Call us if you have any questions or if you need help.

Remember, a journey of a thousand miles begins with a single step!

  • Develop a budget - We believe this is the single most important step to understanding then achieving your financial goals and objectives.  Write it down!  Once you understand where the money goes, you can take control. Don’t forget to include savings in your budget!
  • Document your net worth. Make a list of what you own (assets) and what you owe (liabilities). The difference is your net worth. Reviewing your net worth each year can be a measure of your accomplishments toward financial goals like retirement or education.
  • Take advantage of free money if your employer offers a matching contribution in your retirement plan. But, don’t assume you only need to save enough to qualify for the matching amount, your situation may be different.
  • Tax savings – now or later? Research the different retirement savings vehicles to see which one is the best for you and your family. Is a Roth IRA better than a Traditional IRA? How about a SEP or a SIMPLE?
  • Compounding is a powerful tool but it takes time to work. Save early and often to allow opportunity to take advantage of the potential benefits.
  • Many folks will experience a retirement of 20-30 years. Will you have enough so that you don’t run out of stuff before you run out of life?
  • If you’re already retired are you following your plan? Do you need to get a part-time job? Establish a gifting program? Create strategies to increase your investment income? Take less risk?
  • Diversification doesn’t mean owning six different large cap stocks. How does your asset allocation look?
  • Some of the old rules of thumb may not be appropriate any more because we’re living longer and consequently need for our money to work longer. When was the last time you reviewed you plan?

  • What are the risks you face? Living too long? Dying too soon? Spending time in a nursing home? Dealing with a chronic illness? Review your insurance needs - life, long-term care, major medical.
  • Consider an HSA (Health Savings Account) if one is available to you.
  • Protect your largest asset – your ability to make a living. Review your disability insurance coverage.
  • Protect yourself adequately against the loss of your home and/or its contents. Make sure you have enough coverage. If you do not have an umbrella liability policy, it is an excellent idea to talk to a property and casualty agent to see if it is suitable for your situation.
  • Alternatively, can you save money by increasing the deductible on your home or automobile coverage?
  • You can borrow for education but you cannot borrow for your retirement.
  • Education is very expensive. And, planning for it is confusing. FAFSA? 529? UGMA? UTMA? Many states now have tax advantages to their residents for their participation in certain education savings plans. 
  • Plan your estate - decide who gets what and when they get it.  Remember your beneficiary designations control who gets what – not your will.

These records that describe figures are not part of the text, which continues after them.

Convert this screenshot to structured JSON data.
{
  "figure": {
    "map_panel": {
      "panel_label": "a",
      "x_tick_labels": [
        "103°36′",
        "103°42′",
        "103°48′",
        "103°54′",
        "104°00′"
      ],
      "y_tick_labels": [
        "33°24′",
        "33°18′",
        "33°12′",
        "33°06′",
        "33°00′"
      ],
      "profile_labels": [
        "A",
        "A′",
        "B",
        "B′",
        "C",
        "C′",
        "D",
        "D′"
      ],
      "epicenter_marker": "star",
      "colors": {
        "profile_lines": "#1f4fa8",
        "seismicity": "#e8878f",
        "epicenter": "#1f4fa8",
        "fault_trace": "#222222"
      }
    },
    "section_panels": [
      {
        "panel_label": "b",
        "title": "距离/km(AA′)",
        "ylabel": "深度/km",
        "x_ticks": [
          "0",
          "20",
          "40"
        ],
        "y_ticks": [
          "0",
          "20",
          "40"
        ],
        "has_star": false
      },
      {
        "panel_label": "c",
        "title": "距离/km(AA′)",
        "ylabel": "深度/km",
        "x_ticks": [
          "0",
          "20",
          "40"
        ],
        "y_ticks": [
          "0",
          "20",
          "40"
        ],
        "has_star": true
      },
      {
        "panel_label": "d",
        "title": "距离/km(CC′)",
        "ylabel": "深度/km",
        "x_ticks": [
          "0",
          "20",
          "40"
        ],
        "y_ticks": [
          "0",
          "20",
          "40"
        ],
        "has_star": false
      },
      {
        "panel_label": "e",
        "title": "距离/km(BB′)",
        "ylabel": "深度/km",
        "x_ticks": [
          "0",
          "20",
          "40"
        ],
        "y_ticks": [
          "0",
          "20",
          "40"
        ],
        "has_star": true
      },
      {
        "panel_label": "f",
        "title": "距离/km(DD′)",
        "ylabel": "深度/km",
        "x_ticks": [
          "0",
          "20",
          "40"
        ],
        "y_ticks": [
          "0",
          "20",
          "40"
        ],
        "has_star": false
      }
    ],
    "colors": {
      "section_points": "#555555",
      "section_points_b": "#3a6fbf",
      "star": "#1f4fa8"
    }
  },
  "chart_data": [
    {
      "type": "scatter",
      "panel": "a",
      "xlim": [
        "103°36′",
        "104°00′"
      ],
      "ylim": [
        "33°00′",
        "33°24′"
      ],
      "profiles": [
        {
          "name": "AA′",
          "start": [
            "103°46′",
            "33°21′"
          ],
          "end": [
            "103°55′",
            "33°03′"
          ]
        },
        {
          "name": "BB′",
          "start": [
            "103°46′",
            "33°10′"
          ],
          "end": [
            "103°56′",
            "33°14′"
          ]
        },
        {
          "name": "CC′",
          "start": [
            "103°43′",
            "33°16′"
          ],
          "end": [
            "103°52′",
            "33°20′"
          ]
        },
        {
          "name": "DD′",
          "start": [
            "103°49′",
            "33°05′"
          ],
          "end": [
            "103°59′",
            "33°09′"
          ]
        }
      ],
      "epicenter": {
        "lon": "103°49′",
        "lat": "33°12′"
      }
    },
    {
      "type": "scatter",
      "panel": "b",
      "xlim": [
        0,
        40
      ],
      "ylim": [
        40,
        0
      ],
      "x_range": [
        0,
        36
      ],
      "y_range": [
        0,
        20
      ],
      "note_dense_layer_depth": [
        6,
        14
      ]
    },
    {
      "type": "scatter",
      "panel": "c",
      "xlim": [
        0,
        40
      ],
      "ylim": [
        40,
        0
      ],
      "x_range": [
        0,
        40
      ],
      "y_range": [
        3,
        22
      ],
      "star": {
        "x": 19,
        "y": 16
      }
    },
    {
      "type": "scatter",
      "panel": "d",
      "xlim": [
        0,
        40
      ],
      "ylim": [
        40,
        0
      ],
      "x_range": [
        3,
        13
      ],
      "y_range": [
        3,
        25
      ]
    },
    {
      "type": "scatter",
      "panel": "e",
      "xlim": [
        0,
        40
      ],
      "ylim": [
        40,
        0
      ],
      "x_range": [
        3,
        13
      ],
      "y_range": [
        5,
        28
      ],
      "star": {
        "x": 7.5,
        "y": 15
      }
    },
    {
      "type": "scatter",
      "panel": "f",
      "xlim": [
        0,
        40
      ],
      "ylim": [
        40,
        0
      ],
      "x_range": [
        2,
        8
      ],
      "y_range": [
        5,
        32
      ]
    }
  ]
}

  • Review your will, power of attorney, health care power of attorney and living will. If you don’t have these important documents, you should plan to see an estate planning attorney soon to determine any documents you may need.  In many situations, you may be allowing the court system to make decisions you’d prefer to make. 

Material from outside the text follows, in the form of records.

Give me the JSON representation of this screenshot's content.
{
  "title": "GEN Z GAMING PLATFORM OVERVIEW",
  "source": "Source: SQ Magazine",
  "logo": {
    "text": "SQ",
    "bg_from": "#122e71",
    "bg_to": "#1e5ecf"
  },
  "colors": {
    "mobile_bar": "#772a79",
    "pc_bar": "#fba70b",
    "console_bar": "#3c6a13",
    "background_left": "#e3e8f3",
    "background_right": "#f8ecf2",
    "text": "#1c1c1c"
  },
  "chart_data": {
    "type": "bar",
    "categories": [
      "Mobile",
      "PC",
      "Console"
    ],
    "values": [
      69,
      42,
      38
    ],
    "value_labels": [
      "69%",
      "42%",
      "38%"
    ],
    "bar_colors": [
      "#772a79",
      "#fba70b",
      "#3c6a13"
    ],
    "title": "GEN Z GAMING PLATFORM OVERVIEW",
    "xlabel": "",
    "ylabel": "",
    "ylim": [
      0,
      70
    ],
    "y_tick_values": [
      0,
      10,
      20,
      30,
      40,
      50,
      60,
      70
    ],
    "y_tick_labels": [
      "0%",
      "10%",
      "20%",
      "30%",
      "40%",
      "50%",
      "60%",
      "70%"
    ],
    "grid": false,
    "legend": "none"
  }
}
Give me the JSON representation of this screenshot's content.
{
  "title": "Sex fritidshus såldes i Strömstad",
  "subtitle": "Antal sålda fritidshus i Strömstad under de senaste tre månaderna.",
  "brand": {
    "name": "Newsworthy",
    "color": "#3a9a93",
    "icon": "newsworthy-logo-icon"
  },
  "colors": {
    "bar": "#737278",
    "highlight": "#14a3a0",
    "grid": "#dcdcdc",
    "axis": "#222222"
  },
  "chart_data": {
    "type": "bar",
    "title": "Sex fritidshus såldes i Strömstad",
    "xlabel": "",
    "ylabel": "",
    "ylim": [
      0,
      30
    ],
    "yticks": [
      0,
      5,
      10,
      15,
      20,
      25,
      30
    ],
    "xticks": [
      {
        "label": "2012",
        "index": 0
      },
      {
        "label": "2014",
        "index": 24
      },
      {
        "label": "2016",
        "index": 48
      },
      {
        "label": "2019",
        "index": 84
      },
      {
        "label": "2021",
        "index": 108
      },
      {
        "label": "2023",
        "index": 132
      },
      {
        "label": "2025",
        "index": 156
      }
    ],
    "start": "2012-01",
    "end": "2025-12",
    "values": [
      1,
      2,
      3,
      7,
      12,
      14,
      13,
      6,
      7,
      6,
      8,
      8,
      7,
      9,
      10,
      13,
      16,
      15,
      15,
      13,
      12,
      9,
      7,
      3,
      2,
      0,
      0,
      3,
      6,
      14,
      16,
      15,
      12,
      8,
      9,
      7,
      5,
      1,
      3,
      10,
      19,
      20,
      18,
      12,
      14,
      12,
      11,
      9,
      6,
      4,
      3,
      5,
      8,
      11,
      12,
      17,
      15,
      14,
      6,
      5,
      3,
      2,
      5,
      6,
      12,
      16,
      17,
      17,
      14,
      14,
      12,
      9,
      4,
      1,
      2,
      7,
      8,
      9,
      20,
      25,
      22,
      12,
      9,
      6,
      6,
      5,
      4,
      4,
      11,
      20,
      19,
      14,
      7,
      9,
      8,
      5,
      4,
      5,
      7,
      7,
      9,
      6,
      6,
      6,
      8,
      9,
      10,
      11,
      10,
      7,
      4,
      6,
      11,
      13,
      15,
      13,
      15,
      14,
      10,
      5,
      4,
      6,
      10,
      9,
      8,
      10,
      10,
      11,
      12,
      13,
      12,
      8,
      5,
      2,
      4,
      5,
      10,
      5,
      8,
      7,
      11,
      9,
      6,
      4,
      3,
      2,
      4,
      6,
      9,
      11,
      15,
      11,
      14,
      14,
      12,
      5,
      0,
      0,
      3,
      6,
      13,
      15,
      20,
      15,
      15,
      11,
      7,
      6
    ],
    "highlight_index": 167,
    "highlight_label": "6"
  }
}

  • Conduct a family meeting - people make assumptions all the time.  "Oh, I'll be able to move into Joey's house when funds get tight."  If Joey and his family are not part of the discussion, this may not be a wise assumption. Make sure everyone is on the same page and understands your wishes.

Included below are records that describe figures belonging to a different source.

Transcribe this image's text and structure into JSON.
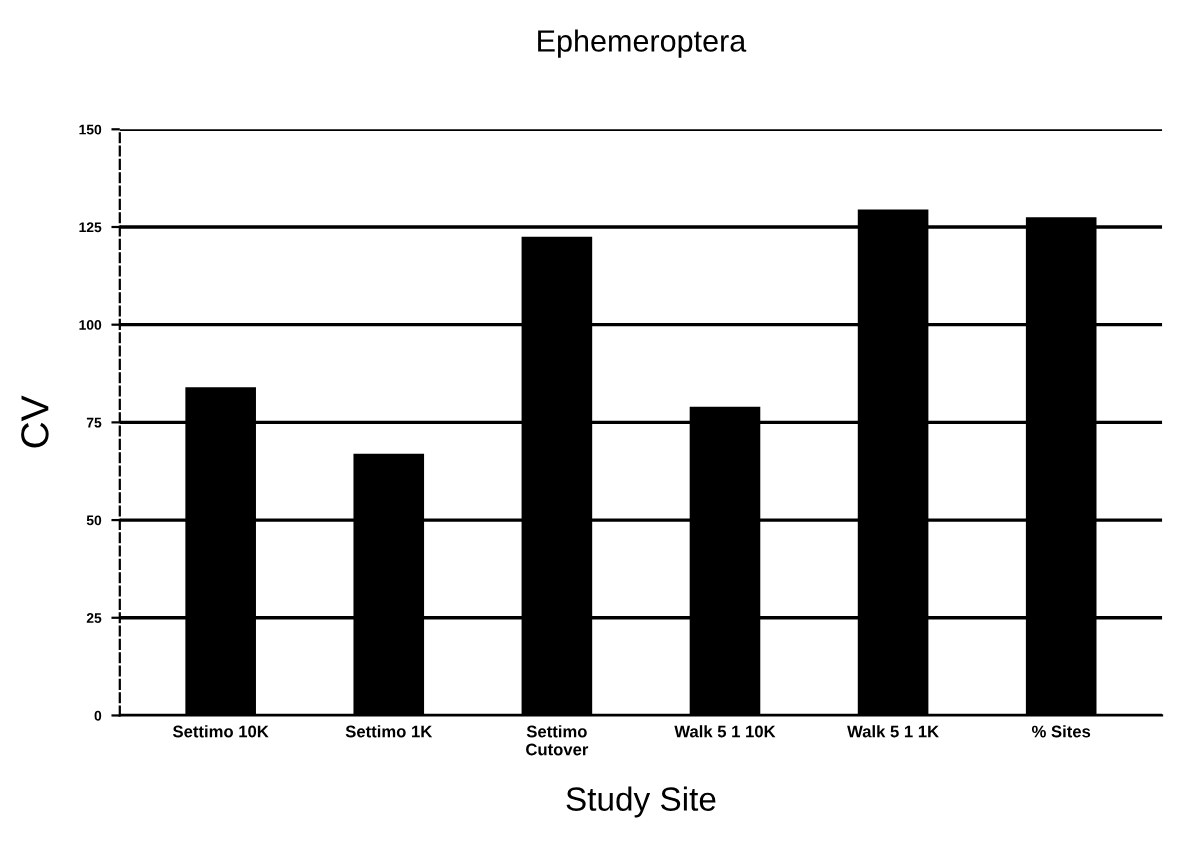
{
  "chart_data": {
    "type": "bar",
    "title": "Ephemeroptera",
    "xlabel": "Study Site",
    "ylabel": "CV",
    "categories": [
      "Settimo 10K",
      "Settimo 1K",
      "Settimo\nCutover",
      "Walk 5 1 10K",
      "Walk 5 1 1K",
      "% Sites"
    ],
    "values": [
      84,
      67,
      122.5,
      79,
      129.5,
      127.5
    ],
    "color": "#000000",
    "ylim": [
      0,
      150
    ],
    "yticks": [
      0,
      25,
      50,
      75,
      100,
      125,
      150
    ],
    "grid": "y",
    "legend": false
  }
}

  • Multi-generational planning - children, grandchildren and great-children. It’s never too early for children to learn the fundamentals of money – saving, spending, charity.

The opinions voiced are for general information only.  They are not intended to provide specific advice or recommendations for any individual and do not constitute an endorsement by Securities American, Inc.  Diversification helps you spread risk thoughout your portfolio, so investments that do poorly may be balanced by others that do relatively better.  Neither diversification nor rebalancing can ensure a profit or protect against loss.